Irak: los chiítas exigen ya votar y amenazan a EE.UU.

Decenas de miles de chiítas se manifestaron ayer en Basora, la segunda ciudad iraquí, reclamando elecciones inmediatas y en apoyo a su líder Alí Sistani.
Decenas de miles de chiítas se manifestaron ayer en Basora, la segunda ciudad iraquí, reclamando elecciones inmediatas y en apoyo a su líder Alí Sistani.
Bagdad (EFE, ANSA, Reuters, DPA) - Al grito de «sí al Islam, no a Estados Unidos, no a Saddam» y con consignas a favor de la unidad con la minoría sunnita, decenas de miles de chiítas exigieron ayer en Basora, capital del sur de Irak, la convocatoria inmediata de elecciones directas, en apoyo de la petición del líder de su comunidad religiosa, el ayatollah Alí Sistani. El creciente reclamo de esta poderosa mayoría (al menos 60% de la población) podría forzar a modificar el calendario de la transición iraquí, según reconocieron ayer fuentes del Departamento de Estado norteamericano.

Un vocero de la cancillería estadounidense indicó que el calendario de la transición de poderes en Irak podría verse modificado debido a las presiones chiítas, aunque rehusó dar mayores detalles.

Los manifestantes expresaron su rechazo al calendario de traspaso de poder fijado por el administrador estadounidense de Irak, Paul Bremer, que supone en mayo próximo comenzar a elegir una asamblea (no electa por voto popular) que represente a las diferentes regiones del país, de la que debería surgir un gobierno el 1 de julio. Días atrás, Sistani calificó esa asamblea como «absolutamente carente de legitimidad».

«Si fracasan los medios pacíficos para lograr nuestros objetivos, encontraremos los necesarios para conseguirlos. No necesitamos la violencia...pero si no se atienden los reclamos deberán enfrentarse a la cólera del pueblo iraquí», fue la amenaza con que concluyó su discurso uno de los clérigos que se dirigió a la multitud, Alí Al Hakim Al Safi. Un clérigo allegado a Sistani no descartó incluso que el líder emita una «fatwa» que ordene a todos los chiítas a salir masivamente a la calle para protestar contra la coalición invasora.

La marcha, que finalizó en calma, fue vigilada en la distancia por tropas británicas que desactivaron una bomba antes del inicio de la protesta. Sistani, con autoridad religiosa sobre casi dos tercios de los iraquíes, pidió la mediación en la polémica del secretario general de la ONU, Kofi Annan.
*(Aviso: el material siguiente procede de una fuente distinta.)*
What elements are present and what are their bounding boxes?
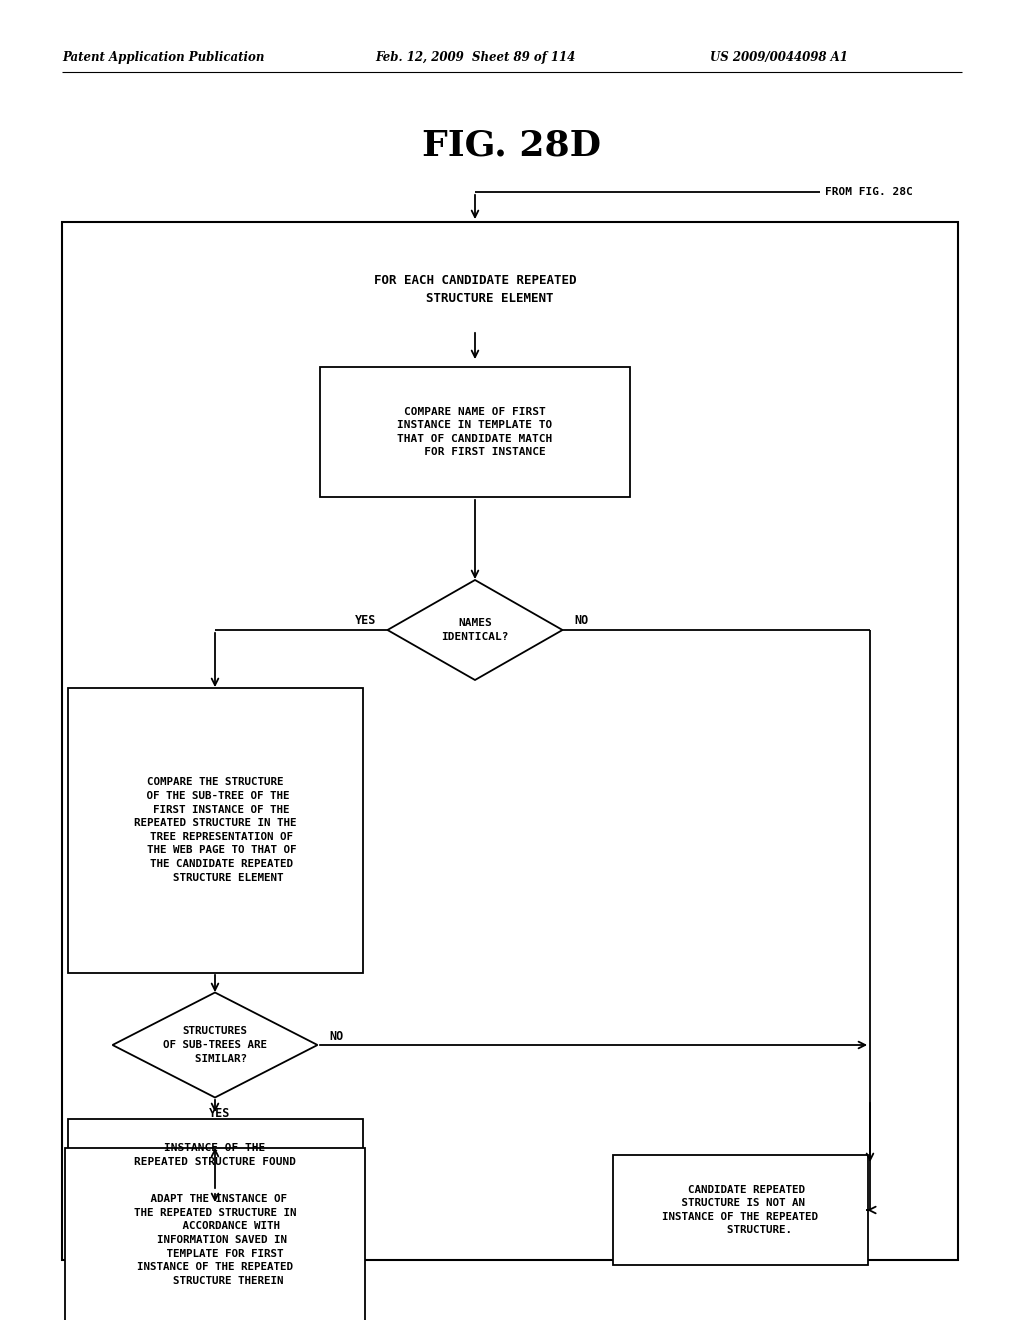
Bar (612, 1155, 867, 1265)
Text: STRUCTURES
OF SUB-TREES ARE
  SIMILAR?: STRUCTURES OF SUB-TREES ARE SIMILAR? (163, 1027, 267, 1064)
Text: NO: NO (574, 614, 588, 627)
Polygon shape (113, 993, 317, 1097)
Bar (62, 222, 958, 1261)
Text: Feb. 12, 2009  Sheet 89 of 114: Feb. 12, 2009 Sheet 89 of 114 (375, 51, 575, 65)
Text: YES: YES (354, 614, 376, 627)
Bar (319, 367, 630, 498)
Text: CANDIDATE REPEATED
 STRUCTURE IS NOT AN
INSTANCE OF THE REPEATED
      STRUCTURE: CANDIDATE REPEATED STRUCTURE IS NOT AN I… (662, 1184, 818, 1236)
Text: COMPARE NAME OF FIRST
INSTANCE IN TEMPLATE TO
THAT OF CANDIDATE MATCH
   FOR FIR: COMPARE NAME OF FIRST INSTANCE IN TEMPLA… (397, 407, 553, 458)
Text: FOR EACH CANDIDATE REPEATED
    STRUCTURE ELEMENT: FOR EACH CANDIDATE REPEATED STRUCTURE EL… (374, 275, 577, 305)
Bar (65, 1147, 365, 1320)
Polygon shape (387, 579, 562, 680)
Text: FIG. 28D: FIG. 28D (423, 128, 601, 162)
Text: INSTANCE OF THE
REPEATED STRUCTURE FOUND: INSTANCE OF THE REPEATED STRUCTURE FOUND (134, 1143, 296, 1167)
Text: YES: YES (209, 1107, 230, 1119)
Text: FROM FIG. 28C: FROM FIG. 28C (825, 187, 912, 197)
Bar (68, 688, 362, 973)
Text: NO: NO (329, 1031, 343, 1044)
Text: NAMES
IDENTICAL?: NAMES IDENTICAL? (441, 618, 509, 642)
Text: Patent Application Publication: Patent Application Publication (62, 51, 264, 65)
Text: ADAPT THE INSTANCE OF
THE REPEATED STRUCTURE IN
     ACCORDANCE WITH
  INFORMATI: ADAPT THE INSTANCE OF THE REPEATED STRUC… (134, 1195, 296, 1286)
Bar (68, 1119, 362, 1191)
Text: COMPARE THE STRUCTURE
 OF THE SUB-TREE OF THE
  FIRST INSTANCE OF THE
REPEATED S: COMPARE THE STRUCTURE OF THE SUB-TREE OF… (134, 777, 296, 883)
Text: US 2009/0044098 A1: US 2009/0044098 A1 (710, 51, 848, 65)
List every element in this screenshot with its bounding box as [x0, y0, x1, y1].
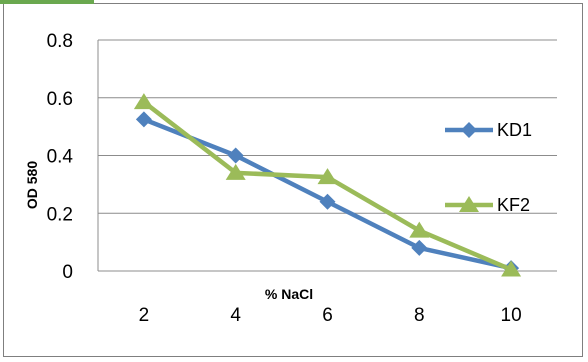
legend: KD1 KF2 [445, 120, 532, 215]
chart-frame [3, 3, 583, 357]
data-point [409, 221, 430, 238]
data-point [227, 147, 244, 164]
legend-swatch-marker [459, 196, 479, 212]
series-group [133, 93, 522, 277]
legend-swatch-marker [461, 122, 477, 138]
y-tick-label: 0.6 [47, 89, 73, 110]
series-kd1 [135, 111, 520, 277]
series-line [142, 100, 512, 272]
y-tick-label: 0.4 [47, 147, 74, 168]
axes [97, 40, 557, 272]
tick-labels: 0 0.2 0.4 0.6 0.8 2 4 6 8 10 [47, 31, 522, 326]
x-tick-label: 10 [501, 305, 522, 326]
legend-item-kd1: KD1 [445, 120, 532, 140]
x-tick-label: 6 [322, 305, 333, 326]
y-axis-label: OD 580 [24, 161, 40, 209]
data-point [133, 93, 154, 110]
corner-accent [0, 0, 94, 4]
legend-label: KD1 [497, 120, 532, 140]
data-point [501, 260, 522, 277]
x-tick-label: 8 [414, 305, 425, 326]
data-point [135, 111, 152, 128]
legend-item-kf2: KF2 [445, 195, 530, 215]
x-tick-label: 2 [139, 305, 150, 326]
data-point [319, 193, 336, 210]
data-point [317, 168, 338, 185]
x-tick-label: 4 [230, 305, 241, 326]
legend-label: KF2 [497, 195, 530, 215]
data-point [225, 163, 246, 180]
series-kf2 [133, 93, 522, 277]
gridlines [98, 39, 557, 214]
y-tick-label: 0 [62, 262, 73, 283]
data-point [411, 239, 428, 256]
y-tick-label: 0.8 [47, 31, 73, 52]
x-axis-label: % NaCl [265, 286, 313, 302]
y-tick-label: 0.2 [47, 204, 73, 225]
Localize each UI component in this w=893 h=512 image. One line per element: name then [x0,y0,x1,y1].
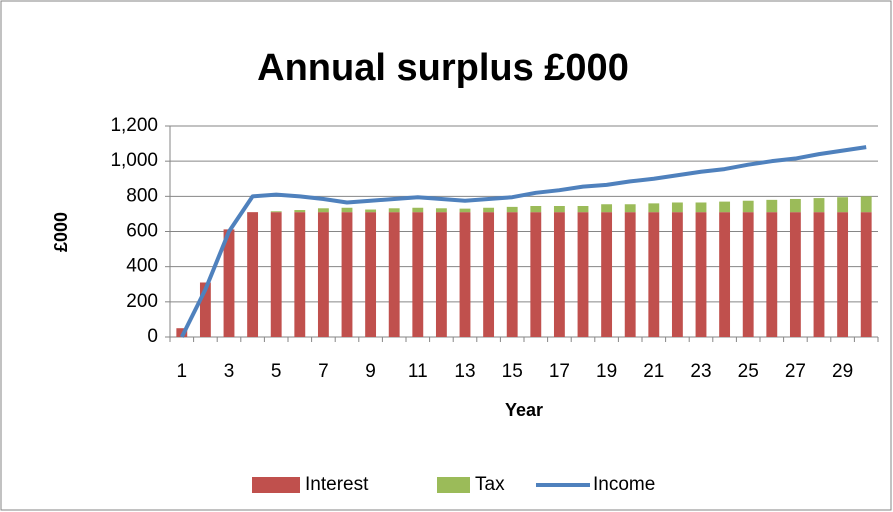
bar [530,206,542,213]
bar [317,212,329,337]
bar [388,208,400,213]
bar [365,209,377,213]
y-tick-label: 600 [126,221,158,242]
bar [270,212,282,337]
bar [577,206,589,213]
legend-label: Income [593,474,655,495]
bar [813,198,825,213]
x-tick-label: 29 [832,361,853,382]
bar [719,201,731,213]
x-tick-label: 17 [549,361,570,382]
x-tick-label: 3 [224,361,235,382]
bar [766,212,778,337]
bar [294,210,306,213]
legend-label: Interest [305,474,369,495]
bar [294,212,306,337]
bar [813,212,825,337]
bar [601,212,613,337]
x-tick-label: 9 [365,361,376,382]
bar [270,211,282,213]
chart-title: Annual surplus £000 [257,47,629,89]
bar [624,212,636,337]
legend-label: Tax [475,474,505,495]
x-tick-label: 11 [408,361,428,382]
bar [553,212,565,337]
bar [317,208,329,213]
bar [506,206,518,213]
bar [365,212,377,337]
bar [860,196,872,213]
x-tick-label: 25 [738,361,759,382]
bar [577,212,589,337]
bar [648,203,660,213]
bar [695,212,707,337]
bar [601,204,613,213]
x-tick-label: 15 [502,361,523,382]
bar [766,199,778,213]
x-tick-label: 19 [596,361,617,382]
bar [695,202,707,213]
x-tick-label: 13 [454,361,475,382]
y-tick-label: 800 [126,185,158,206]
line [180,145,867,338]
bar [341,212,353,337]
bar [671,212,683,337]
x-axis-label: Year [505,400,543,420]
x-tick-label: 23 [690,361,711,382]
bar [435,208,447,213]
bar [719,212,731,337]
bar [483,207,495,213]
x-tick-label: 7 [318,361,329,382]
y-tick-label: 400 [126,256,158,277]
bar [860,212,872,337]
bar [412,207,424,213]
x-tick-label: 21 [643,361,664,382]
bar [459,212,471,337]
bar [459,208,471,213]
bar [837,212,849,337]
bar [789,212,801,337]
bar [671,202,683,213]
bar [412,212,424,337]
bar [341,207,353,213]
bar [388,212,400,337]
bar [506,212,518,337]
x-tick-label: 5 [271,361,282,382]
bar [223,229,235,337]
bar [247,212,259,337]
bar [435,212,447,337]
y-tick-label: 0 [147,326,158,347]
x-tick-label: 27 [785,361,806,382]
bar [199,282,211,337]
y-tick-label: 1,000 [110,150,158,171]
y-axis-label: £000 [51,212,71,252]
legend-swatch [252,477,300,493]
bar [530,212,542,337]
y-tick-label: 1,200 [110,115,158,136]
bar [648,212,660,337]
y-tick-label: 200 [126,291,158,312]
bar [742,200,754,213]
bar [483,212,495,337]
legend-swatch [437,477,470,493]
bar [624,204,636,213]
bar [837,197,849,213]
bar [553,206,565,213]
x-tick-label: 1 [177,361,188,382]
bar [742,212,754,337]
bar [789,198,801,213]
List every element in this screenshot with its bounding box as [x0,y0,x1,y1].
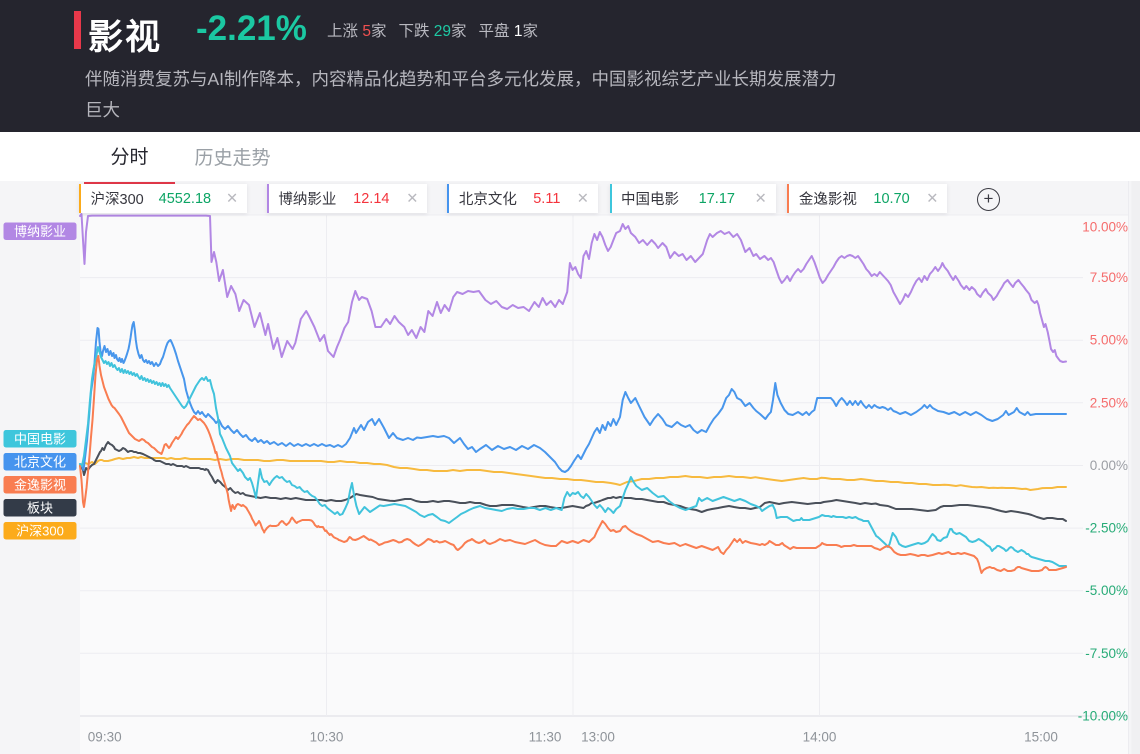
svg-text:北京文化: 北京文化 [14,454,66,469]
svg-text:-7.50%: -7.50% [1085,646,1128,661]
svg-text:5.00%: 5.00% [1090,333,1128,348]
svg-text:中国电影: 中国电影 [14,431,66,446]
svg-text:7.50%: 7.50% [1090,270,1128,285]
svg-text:09:30: 09:30 [88,730,122,745]
svg-text:14:00: 14:00 [803,730,837,745]
svg-text:-10.00%: -10.00% [1078,709,1128,724]
svg-text:10.00%: 10.00% [1082,220,1128,235]
svg-text:博纳影业: 博纳影业 [14,224,66,239]
svg-text:11:30: 11:30 [529,730,562,745]
svg-text:板块: 板块 [27,500,53,515]
svg-text:2.50%: 2.50% [1090,395,1128,410]
svg-text:15:00: 15:00 [1024,730,1058,745]
svg-text:-2.50%: -2.50% [1085,521,1128,536]
svg-text:-5.00%: -5.00% [1085,583,1128,598]
svg-text:10:30: 10:30 [310,730,344,745]
svg-text:金逸影视: 金逸影视 [14,477,66,492]
svg-text:沪深300: 沪深300 [16,523,64,538]
svg-text:13:00: 13:00 [581,730,615,745]
svg-text:0.00%: 0.00% [1090,458,1128,473]
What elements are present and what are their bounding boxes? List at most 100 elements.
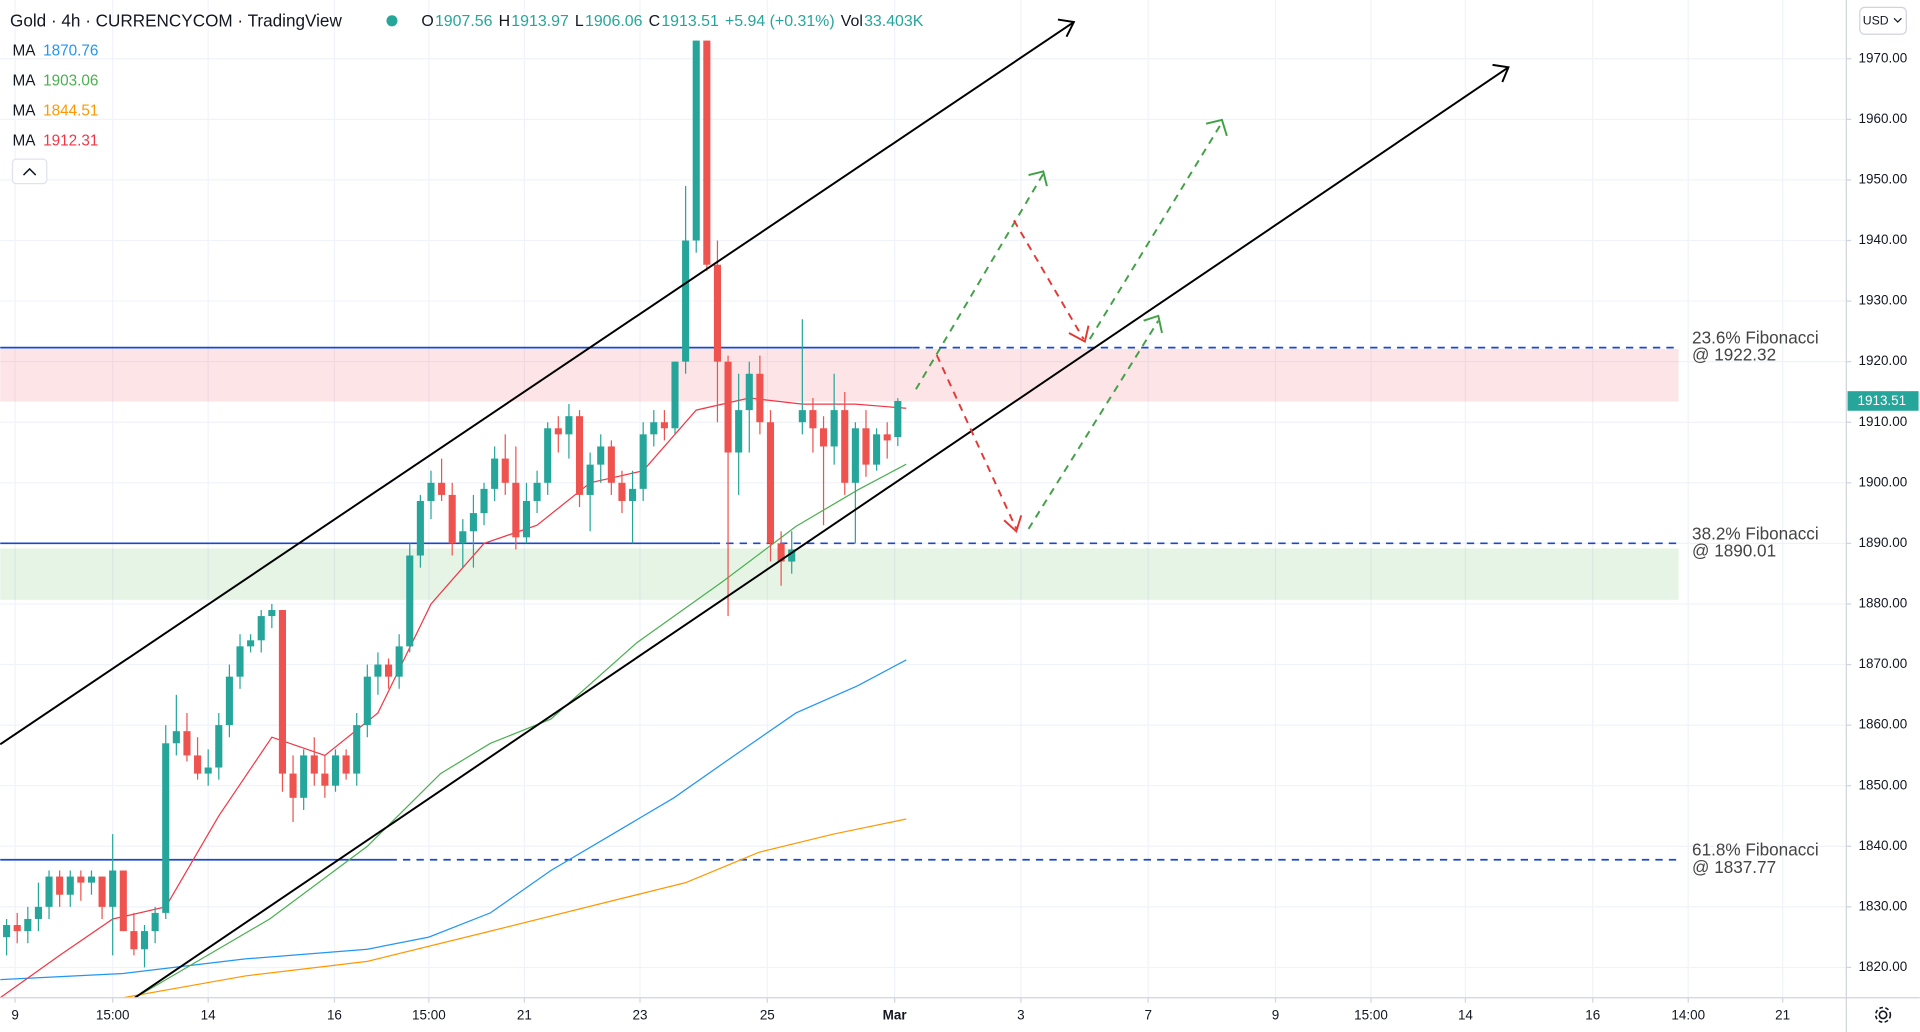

La postura del líder chiíta, que de ser atendida conduciría previsiblemente al triunfo electoral de representantes de su comunidad religiosa (la misma mayoría que en Irán)
, es vista con recelo por el actual Consejo de gobierno provisional, cuyo presidente de turno, el sunnita Adnan Pachachi, advirtió que «Irak se encuentra ante una encrucijada muy difícil».

«Si no se cumple el programa previsto para el traspaso de poder, la ocupación durará al menos dos años más», dijo Pachachi sin aludir de manera explícita a Sistani
.

En paralelo a la manifestación de Basora, miles de árabes salieron a las calles de Mossul para mostrar su rechazo al federalismopropugnado por los kurdos. Y en Bagdad, cientos de militantes de la Unión Nacional de Irak (UNI) se manifestaron para pedir a Bremer que ponga fin a las ambiciones de las diferentes comunidades de árabes, kurdos, turcomanos, cristianos, y musulmanes sunnitas y chiítas.

Cerca de Tikrit, ciudad natal del depuesto presidente ubicada a 180 kilómetros al norte de Bagdad, tres pasajeros de un autobús de la universidad local murieron a causa de una explosión que destruyó el vehículo.